Филиппа Орлеанского, брата короля, чаще всего называют Месье. Он чем-то похож на героев расиновских трагедий. Конечно, король не подавлял его, но, без сомнения, затмевал. Если бы Месье довелось родиться на сто лет раньше, он вызывал бы всеобщее восхищение. Он очень похож на представителей рода Валуа.
Вторая жена Месье[71]
говорила: «Похож на Генриха III во всех отношениях». С этим королем Месье сближает культурный уровень, чуткость, утонченность, благородная мужественность и слегка показная набожность. Подобно Генриху III Валуа, Месье был буквально помешан на рангах и этикете. Принцесса Дезюрсен написала в 1693 году: «Он превзойдет любого церемониймейстера в том, что называется формальными правилами».Некоторые считают, что двойственность и нерешительность натуры Месье унаследовал также от Генриха III. Он никак не мог решиться, кого выбрать объектом своей любви: шевалье Лотарингского[72]

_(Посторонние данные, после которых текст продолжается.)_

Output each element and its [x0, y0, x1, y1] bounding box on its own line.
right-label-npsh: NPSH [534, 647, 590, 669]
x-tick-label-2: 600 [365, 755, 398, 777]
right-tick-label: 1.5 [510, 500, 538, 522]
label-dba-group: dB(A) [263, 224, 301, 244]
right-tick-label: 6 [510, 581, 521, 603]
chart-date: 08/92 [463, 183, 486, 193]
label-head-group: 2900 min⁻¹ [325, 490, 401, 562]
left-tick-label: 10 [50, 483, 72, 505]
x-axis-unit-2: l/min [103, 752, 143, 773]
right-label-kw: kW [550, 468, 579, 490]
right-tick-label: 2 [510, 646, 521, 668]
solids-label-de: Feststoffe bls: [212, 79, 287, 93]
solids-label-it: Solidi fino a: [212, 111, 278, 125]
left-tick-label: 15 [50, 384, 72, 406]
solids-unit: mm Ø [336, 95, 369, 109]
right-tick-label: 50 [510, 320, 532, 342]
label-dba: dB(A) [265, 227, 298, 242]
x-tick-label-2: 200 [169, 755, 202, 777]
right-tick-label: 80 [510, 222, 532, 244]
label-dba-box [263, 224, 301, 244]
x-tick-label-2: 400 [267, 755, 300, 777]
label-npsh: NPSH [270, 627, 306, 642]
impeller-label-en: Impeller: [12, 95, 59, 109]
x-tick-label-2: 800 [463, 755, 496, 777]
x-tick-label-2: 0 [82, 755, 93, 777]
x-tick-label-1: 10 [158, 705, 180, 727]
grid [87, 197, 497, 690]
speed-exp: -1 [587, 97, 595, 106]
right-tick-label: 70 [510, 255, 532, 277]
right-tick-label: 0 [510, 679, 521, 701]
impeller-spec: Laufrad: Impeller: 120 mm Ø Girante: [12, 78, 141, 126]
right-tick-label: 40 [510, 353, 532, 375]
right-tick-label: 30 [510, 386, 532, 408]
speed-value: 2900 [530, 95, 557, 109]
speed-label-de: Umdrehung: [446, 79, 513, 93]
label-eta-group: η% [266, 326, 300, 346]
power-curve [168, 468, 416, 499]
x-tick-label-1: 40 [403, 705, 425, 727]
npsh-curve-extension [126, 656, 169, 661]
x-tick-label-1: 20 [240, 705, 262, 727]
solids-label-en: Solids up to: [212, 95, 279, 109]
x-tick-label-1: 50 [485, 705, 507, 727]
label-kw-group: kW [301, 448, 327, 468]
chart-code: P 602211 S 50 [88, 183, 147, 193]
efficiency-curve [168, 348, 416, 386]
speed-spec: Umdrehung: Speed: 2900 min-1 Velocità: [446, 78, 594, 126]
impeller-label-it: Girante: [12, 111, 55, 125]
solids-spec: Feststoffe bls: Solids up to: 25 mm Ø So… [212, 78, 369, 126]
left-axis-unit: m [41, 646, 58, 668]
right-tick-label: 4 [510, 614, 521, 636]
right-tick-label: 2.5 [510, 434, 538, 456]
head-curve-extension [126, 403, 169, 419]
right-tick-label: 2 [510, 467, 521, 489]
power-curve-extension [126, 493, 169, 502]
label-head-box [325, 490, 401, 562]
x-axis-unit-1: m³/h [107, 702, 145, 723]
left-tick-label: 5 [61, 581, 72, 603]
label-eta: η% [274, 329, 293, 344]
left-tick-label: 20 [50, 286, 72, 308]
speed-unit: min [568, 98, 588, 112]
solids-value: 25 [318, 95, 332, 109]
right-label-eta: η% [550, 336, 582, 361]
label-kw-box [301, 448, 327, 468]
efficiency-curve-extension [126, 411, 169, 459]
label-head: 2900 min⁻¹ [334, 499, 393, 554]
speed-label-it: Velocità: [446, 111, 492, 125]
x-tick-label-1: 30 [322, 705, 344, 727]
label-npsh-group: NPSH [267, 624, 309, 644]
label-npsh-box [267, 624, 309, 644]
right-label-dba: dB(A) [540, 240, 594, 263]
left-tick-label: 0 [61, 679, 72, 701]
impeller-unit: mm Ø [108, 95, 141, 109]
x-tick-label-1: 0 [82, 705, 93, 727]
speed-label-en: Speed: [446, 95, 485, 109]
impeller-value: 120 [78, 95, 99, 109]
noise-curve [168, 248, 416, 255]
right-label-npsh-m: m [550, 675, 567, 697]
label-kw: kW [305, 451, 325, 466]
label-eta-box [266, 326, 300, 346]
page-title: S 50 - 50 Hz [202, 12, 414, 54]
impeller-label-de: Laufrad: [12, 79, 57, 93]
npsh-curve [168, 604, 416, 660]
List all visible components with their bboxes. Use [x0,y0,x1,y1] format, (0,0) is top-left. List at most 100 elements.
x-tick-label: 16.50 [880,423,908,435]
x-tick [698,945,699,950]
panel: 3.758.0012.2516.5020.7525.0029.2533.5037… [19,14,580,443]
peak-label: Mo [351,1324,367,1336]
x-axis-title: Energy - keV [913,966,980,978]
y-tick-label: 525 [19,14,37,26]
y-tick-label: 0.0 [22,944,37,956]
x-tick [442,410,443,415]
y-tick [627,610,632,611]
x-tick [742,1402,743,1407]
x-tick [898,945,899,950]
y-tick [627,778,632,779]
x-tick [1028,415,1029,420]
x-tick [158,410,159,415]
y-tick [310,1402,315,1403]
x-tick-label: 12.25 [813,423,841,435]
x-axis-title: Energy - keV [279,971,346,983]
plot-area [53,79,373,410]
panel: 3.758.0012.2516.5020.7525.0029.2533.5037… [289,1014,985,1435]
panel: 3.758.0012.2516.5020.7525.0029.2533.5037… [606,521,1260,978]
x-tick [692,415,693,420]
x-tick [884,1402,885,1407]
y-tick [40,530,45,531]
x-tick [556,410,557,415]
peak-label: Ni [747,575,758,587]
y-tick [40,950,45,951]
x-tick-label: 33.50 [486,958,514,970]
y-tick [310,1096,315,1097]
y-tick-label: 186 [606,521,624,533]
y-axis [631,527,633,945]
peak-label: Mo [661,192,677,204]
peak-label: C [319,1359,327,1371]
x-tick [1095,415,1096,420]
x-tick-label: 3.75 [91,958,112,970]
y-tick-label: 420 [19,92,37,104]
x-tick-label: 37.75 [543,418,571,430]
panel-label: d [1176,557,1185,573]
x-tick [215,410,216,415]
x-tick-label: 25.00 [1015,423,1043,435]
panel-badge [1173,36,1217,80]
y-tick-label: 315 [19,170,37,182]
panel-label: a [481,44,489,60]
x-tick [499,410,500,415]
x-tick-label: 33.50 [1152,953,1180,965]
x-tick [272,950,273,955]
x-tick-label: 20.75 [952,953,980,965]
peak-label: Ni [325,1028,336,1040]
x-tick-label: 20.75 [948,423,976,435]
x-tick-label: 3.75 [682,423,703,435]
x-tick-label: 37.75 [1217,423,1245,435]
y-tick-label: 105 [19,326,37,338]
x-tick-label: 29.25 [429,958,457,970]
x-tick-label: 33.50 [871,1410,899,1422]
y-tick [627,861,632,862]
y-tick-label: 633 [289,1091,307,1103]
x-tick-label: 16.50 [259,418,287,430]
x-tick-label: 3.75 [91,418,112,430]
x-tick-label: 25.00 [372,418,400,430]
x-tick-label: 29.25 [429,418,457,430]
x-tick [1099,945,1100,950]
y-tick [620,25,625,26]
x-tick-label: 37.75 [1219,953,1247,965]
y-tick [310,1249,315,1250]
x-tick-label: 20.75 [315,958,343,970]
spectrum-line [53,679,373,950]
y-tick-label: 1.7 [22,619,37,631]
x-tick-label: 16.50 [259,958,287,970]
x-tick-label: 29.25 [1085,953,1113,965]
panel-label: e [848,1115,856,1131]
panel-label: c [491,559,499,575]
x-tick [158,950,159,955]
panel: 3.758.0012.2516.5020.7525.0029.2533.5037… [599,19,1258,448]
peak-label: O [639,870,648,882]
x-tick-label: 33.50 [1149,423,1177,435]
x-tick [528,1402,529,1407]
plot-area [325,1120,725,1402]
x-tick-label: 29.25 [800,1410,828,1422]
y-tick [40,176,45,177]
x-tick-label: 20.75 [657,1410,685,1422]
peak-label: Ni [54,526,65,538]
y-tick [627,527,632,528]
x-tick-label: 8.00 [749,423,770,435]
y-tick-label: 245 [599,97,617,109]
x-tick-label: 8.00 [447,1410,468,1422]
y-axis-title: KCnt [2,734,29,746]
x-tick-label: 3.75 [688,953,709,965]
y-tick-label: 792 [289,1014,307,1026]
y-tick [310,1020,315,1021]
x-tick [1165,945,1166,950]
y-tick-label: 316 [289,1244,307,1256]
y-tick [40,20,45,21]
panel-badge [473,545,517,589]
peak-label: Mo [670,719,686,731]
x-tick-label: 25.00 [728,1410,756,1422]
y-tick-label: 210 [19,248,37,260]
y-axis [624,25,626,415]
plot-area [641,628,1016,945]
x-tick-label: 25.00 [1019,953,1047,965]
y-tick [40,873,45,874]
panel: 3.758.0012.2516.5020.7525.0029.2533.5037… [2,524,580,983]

, его интимного друга, или своих супруг.Как видно, этот человек был далек от святости, но любил в нее поиграть: он собирал коллекцию четок и никогда не пропускал ни одной проповеди в пасхальный и рождественский посты.
В 1678 году в день Вербного воскресенья в церкви Сен-Сюльпис проповедник Бурдалу начал речь со вступления, предназначенного специально для Филиппа Орлеанского. Прежде всего, он вспомнил, что тот «в такой же литургийный день одержал победу в битве при Мон-Касселе[73]
(Ваше Высочество, присоединившее год назад пальмовые ветви большой и славной победы к пальме Христовой, покрыли себя неувядаемой славой)». За год до этого писатели не пожалели красноречия для неприкрытой угодливой лести. Аббат Тальман-старший[74], к примеру, придумал такое окончание для своего сонета:Тот, кто был еще ловчее, поспешил объединить достижения Людовика XIV с успехами его брата. Так, Бенсерад писал: «И пусть тебе (Людовику) воздастся хвала за все то, что он (Филипп Орлеанский) сделал». Людовик, без сомнения, был уязвлен. Он сумел сохранить признательность младшему брату, но в немалой степени испытывал и ревность к его военным успехам. Таким образом, Месье не удалось стать ни Александром Македонским, ни Цезарем. Ему пришлось довольствоваться победами, разделенными с герцогом Люксембургским[75]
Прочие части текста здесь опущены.